La ‘legge’ della cosca della Vanella Grassi: droga, rapine ed estorsione a commercianti e ambulanti

Nello scenario camorristico il clan della ‘Vanella Grassi’, così chiamata dal nome di una stradina del quartiere Secondigliano, si caratterizza per la sua forma organizzativa.

Nato come gruppo di fuoco del clan Di Lauro appoggia la scissione e poi in guerra con un sottogruppo diviene autonomo. Sviluppa le attività illegali in tre quartieri della periferia Nord di Napoli e al vertice comanda un triunvirato : Salvatore Petriccione, il fondatore del gruppo, affiancato da Vincenzo Grimaldi e Alessio Agrisano.

Con gli arresti del blitz si ricostruisce a livello investigativo il periodo che va dal 2016 a oggi. Una inchiesta robusta che si è sviluppata sia con intercettazioni ambientali e telefoniche che con tecniche tradizionali, a fronte di poche dichiarazioni di pentiti.  

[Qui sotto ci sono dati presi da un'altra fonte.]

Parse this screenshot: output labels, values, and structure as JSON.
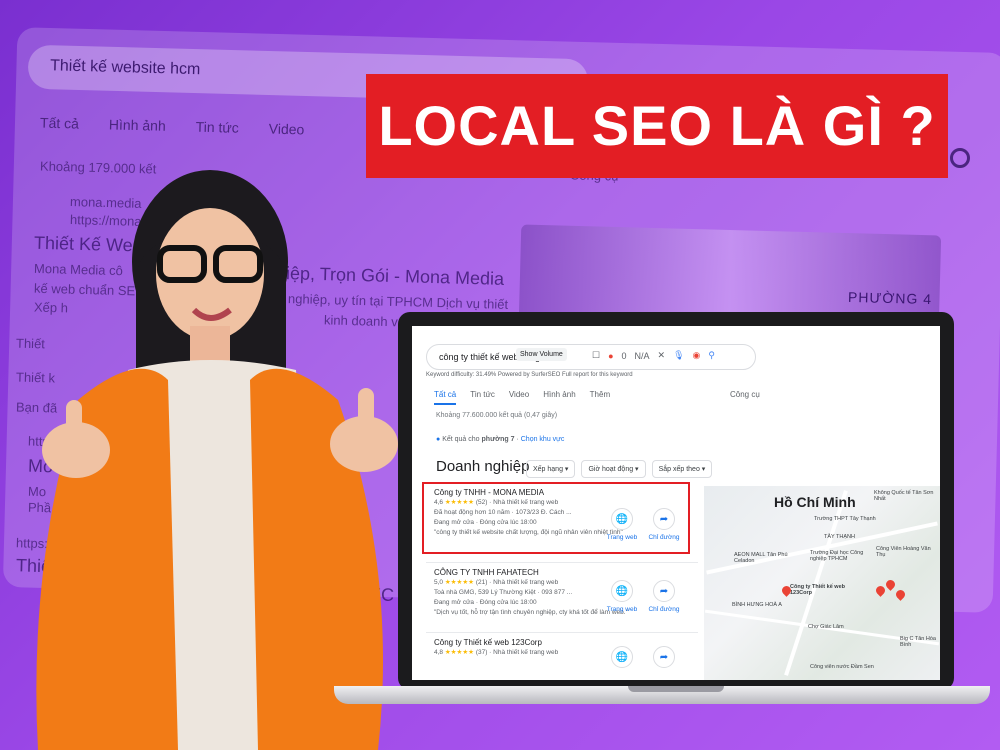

La Vanella, da realtà coesa, si è successivamente articolata in gruppi separati sia pure confederati tra loro, tutti sottoposti al potere direttivo di Salvatore Petriccione, il fondatore del clan il quale, sia pure da detenuto, e’ stato in grado in grado di far pervenire all’esterno gli ordini essenziali al funzionamento dell’organizzazione criminale attraverso i soggetti che si recavano a colloquio in carcere.

Il primo gruppo è quello dei Grimaldi, operativi nell’area di San Pietro a Patierno. Poi ci sono gli Angrisano, nella zona di Scampia. A questi si riconnettono alcuni affiliati ancora attivi nell’area di Secondigliano intorno l’intreccio di viuzze in cui il clan è nato.

I rapporti tra questi gruppi eterogenei hanno visto anche a volte momenti di fibrillazione, ma li tiene uniti l’acquisto di ingenti quantitativi di stupefacente e la loro distribuzione attraverso il duplice sistema della vendita all’ingrosso (i cosiddetti passaggi di mano) e la cessione al dettaglio della droga attraverso il sistema delle piazze di spaccio.

Salvatore Petriccione ha creato per gli inquirenti un proprio ‘brand’ che consente ai gruppi di mantenere una fondamentale unita’ di intenti ed esercitare la pressione sul territorio in quanto la sua figura evoca il carattere violento e brutale della Vanella Grassi nata come gruppo di fuoco prima dei Di Lauro e poi degli Amato-Pagano, cui debbono da sempre l’accesso ad un canale privilegiato per l’acquisto della cocaina.

Ricostruiti nel dettaglio i canali di distribuzione dello stupefacente sino alle piazze ed i luoghi di stoccaggio, individuando gli affiliati incaricati del taglio e del confezionamento delle dosi. Le piazze di spaccio nei territori controllati dalla Vinella hanno operato senza interruzione anche nel periodo di lock-down.

Le estorsioni compiute sono soprattutto in danno di commercianti di San Pietro a Patierno, ma anche a Scampia e Secondigliano; i titolari delle bancarelle del mercatino ambulante che si tiene settimanalmente nei pressi della villa comunale di Scampia, oltre 120, dovevano regolarmente versare all’organizzazione una somma a titolo di tangente.

Nei piani del gruppo anche rapine all’Ufficio Postale di San Pietro a Patierno e al deposito dell’area commerciale di Calata Capodichino.